Since I'm writing anyway I should note that so far I haven't had much luck with my experiments trying to avoid apnea during my naps. I had a number of bad naps yesterday (maybe that contributed to the over-sleep, who knows). I'm not out of ideas yet though.

Saturday, April 01, 2006

Day 8 - Extra naps worked, but were quite hard to manage

The extra nap plan ended up doing the trick. I wasn't as awake during my hell block as I am during the rest of the day, but I was functional. Of course, under the plan I was essentially sleeping 20 minutes out of every hour from 3am to 7am, so I wasn't terribly productive either :-) Falling asleep every 40 minutes is tough, even for someone who can normally sleep at the drop of a hat.

It's not a practical long-term solution, but I'll take it as a first step. Far better than being a zombie and risking over-sleeping.

Out of curiosity, I decided to video-tape my naps during the day yesterday and at night last night (which I of course transferred to the computer so I could do some analysis of the results... Am I a geek or what?). I was curious to see if there were any differences in the way I slept during different parts of the day. Sure enough, there are. At night, I snore and stop breathing regularly, even during my short naps. During the day I don't. I'm not sure why I sleep differently at night, but there are a few potential solutions to the problem now that I have something to attack.
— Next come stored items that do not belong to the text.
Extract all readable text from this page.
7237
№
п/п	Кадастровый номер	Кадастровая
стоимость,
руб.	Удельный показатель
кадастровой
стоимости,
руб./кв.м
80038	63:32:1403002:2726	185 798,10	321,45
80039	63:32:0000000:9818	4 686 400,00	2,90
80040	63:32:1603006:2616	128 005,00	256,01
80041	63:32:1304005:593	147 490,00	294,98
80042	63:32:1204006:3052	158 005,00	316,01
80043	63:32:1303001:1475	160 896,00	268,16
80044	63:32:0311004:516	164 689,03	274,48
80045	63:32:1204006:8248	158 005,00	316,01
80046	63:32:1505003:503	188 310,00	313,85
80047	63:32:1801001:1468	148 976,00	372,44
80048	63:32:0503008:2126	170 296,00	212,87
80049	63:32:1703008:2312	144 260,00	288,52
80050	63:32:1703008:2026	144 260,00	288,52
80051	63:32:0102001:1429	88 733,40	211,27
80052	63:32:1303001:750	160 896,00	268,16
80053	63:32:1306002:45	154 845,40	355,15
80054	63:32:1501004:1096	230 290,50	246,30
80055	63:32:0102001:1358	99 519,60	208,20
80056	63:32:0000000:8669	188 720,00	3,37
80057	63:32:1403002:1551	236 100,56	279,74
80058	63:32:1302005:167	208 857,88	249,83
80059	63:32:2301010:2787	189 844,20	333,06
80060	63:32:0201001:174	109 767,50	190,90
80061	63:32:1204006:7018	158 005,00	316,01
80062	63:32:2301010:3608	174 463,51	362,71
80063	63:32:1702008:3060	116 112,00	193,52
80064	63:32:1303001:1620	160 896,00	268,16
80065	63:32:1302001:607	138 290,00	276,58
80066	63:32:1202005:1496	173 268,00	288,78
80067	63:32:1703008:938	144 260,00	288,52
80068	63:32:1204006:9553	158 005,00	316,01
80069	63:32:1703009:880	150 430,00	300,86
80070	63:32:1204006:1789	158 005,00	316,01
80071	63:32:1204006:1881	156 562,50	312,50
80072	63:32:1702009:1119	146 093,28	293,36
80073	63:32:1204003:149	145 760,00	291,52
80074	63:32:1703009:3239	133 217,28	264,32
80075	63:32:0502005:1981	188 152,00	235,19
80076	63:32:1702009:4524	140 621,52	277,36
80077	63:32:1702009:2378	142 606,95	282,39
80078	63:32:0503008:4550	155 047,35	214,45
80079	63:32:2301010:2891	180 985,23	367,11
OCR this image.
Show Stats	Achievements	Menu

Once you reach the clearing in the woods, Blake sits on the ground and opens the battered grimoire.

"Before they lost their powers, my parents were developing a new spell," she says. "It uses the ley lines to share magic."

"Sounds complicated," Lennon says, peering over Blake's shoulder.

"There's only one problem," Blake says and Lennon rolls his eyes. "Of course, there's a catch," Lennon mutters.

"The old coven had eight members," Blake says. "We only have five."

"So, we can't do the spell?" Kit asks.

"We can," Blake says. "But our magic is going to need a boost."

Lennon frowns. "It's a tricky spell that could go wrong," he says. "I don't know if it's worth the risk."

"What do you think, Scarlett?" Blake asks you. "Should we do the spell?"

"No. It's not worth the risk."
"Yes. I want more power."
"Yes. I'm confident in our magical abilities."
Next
First, I can use all my apnea tools (a BIPAP machine, a jaw positioning device, etc) and see how I sleep using those. Since this is just during the night naps it shouldn't be terribly inconvenient (I won't have to lug the stuff to parties for example). I wasn't able to tolerate the CPAP/BIPAP machine for a full night, but I might be able to for a 20 minute nap 2-3 times a night.

Secondly I can add naps during the night (not as many, hopefully) which should make up for the poor nap quality with quantity.

Thirdly I can try napping in other places/positions. Sitting up in a chair for example. That kind of thing can be painful for a longer sleep, but it should be tolerable for 20 minutes.

This is probably going to take a week or more to sort out, so I don't plan to keep a daily record of what I'm currently trying unless I hit upon something new or interesting. I'll definitely update with things that work and things that don't though. Maybe it'll be of help to another polyphasic apnea sufferer someday.

Day 8 - Testing my hypothesis

So if I'm right, taking some preemptive naps should help me with my 5am to 9am "dead" block. I've had 6 naps since 8:30pm and felt just fine before my 4:30 nap. It's 5:20 now and I'm more awake than I was the last the last couple of days but I'm far from on top of my game. So, there's definitely something more to this tiredness than naps and nap quality.